We got going soon after nine. The only other visitors last night were five Austrians dressed in black (bear watchers?). They have a separate room for meals - this morning we all enjoyed a sumptuous breakfast that would feed about 25 guests. It's quite a mysterious place, with just one small sign pointing visitors down a track with barriers.
We used a bridge to cross the river soon after setting off. Vehicles must ford it. That explains why the only vehicles outside Chalet Alpina were hefty Land Cruiser types.
We tried and failed to arrange for a very light supper. We are suffering from a bombardment of food.
Today's walk was advertised as being 16km with 400 metres ascent. I made it 13km. Perhaps the 16km included a lot of looking for the correct guest house. We are the only visitors, giving the children a chance to practice their hosting skills.
Here's Sue's take on the day.
Not a very good night’s sleep but the bed was comfy. The barking dog didn’t help.
A beautiful spread of meat, cheese, bread, liver pate, olives, tomatoes, pepper and cucumber at 8am. Water wasn’t hot enough for tea, so we ordered two coffees! After paying for dinner we left at 9.20am.
Humid again and mostly cloudy. A track in the woods between two rivers brought us to an open plateau with a camp. After crossing a river we turned right to climb up to Cabana Padina, another closed establishment. The path continued above it, in sparse pines at first, then out onto open meadow where cows with bells were grazing. Farmers were working around a wooden building, with big dogs that came up but didn’t bother us. They were herding pigs too. The path steadily climbed, and we were wearing waterproofs by now as rain had started. The visibility was okay though and we could see the saddle ahead.

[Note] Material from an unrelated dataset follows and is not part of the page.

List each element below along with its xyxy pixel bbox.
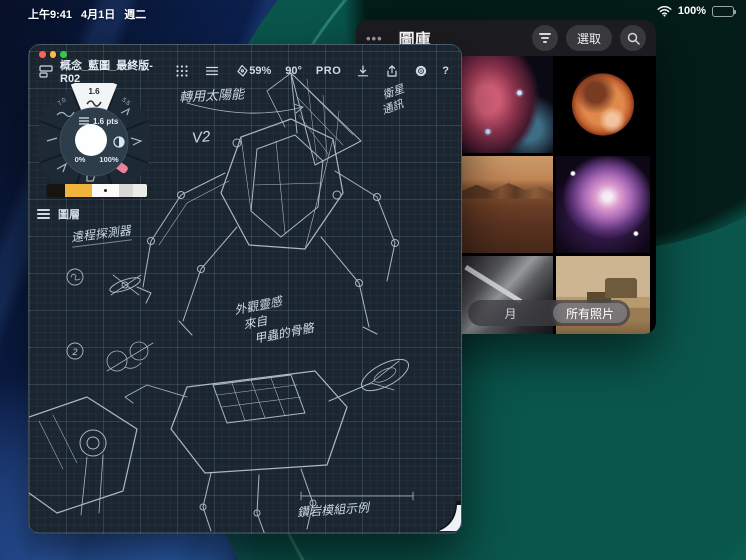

Passed a large plaque to a 36-year old on the rock. A small cabin was passed, with a nearby information board about Gheorghe Eminescu, an anti communist in 1948-49, hiding in these mountains. We soon reached our high point of 1909m and took in the views of huge limestone cliffs and the wooded valley where we would stay tonight. Chatted to two English-speaking Romanians who advised us not to run if we encountered a bear.
The path slowly descended, with the cliffs above and lots of flowers around. A new one today was Scorzonarea rosea. Further down we were in and out of pine woods where one-flowered wintergreen were prolific. The chaffinches and coal tits were noisy but we also had a tree pipit and water pipit, as well as a lesser whitethroat. The route passed the ruin of a hut, then descended through woods, quite steeply at times, where a few species of fungi were lurking. One was a dotted stem bolete, with a velvety top and swollen reddish stem.
I was pleased to see a red squirrel high up in a pine, discarding his cone with a clatter.
Eventually we reached the river, crossing it to reach a large national park sign and a track. From here it wasn’t far into the village of Moieciu de Sus, a quiet place with houses lining the road and barns dotted over the hillside above, where sythes were being used to cut the hay on the steep ground.
Arrived at Pensiunea Rodica around 3.15, after going to the wrong accommodation first, as our notes listed two! We were greeted by Adeline and Maya, young girls with good English, who showed us to our room.
Two mugs of tea was our priority (no flask today) and we enjoyed the cool air on our balcony.













Oh dear! Water not hot enough for tea! I sympathise.
ReplyDeleteI see that Romania borders onto Ukraine. Has that subject arisen in any conversations?
By the way, Martin, join the club, I also had a fall on some slippery concrete on Sunday. I told myself this was not a geriatric symptom, just putting my foot on a dubious surface - could happen to anyone.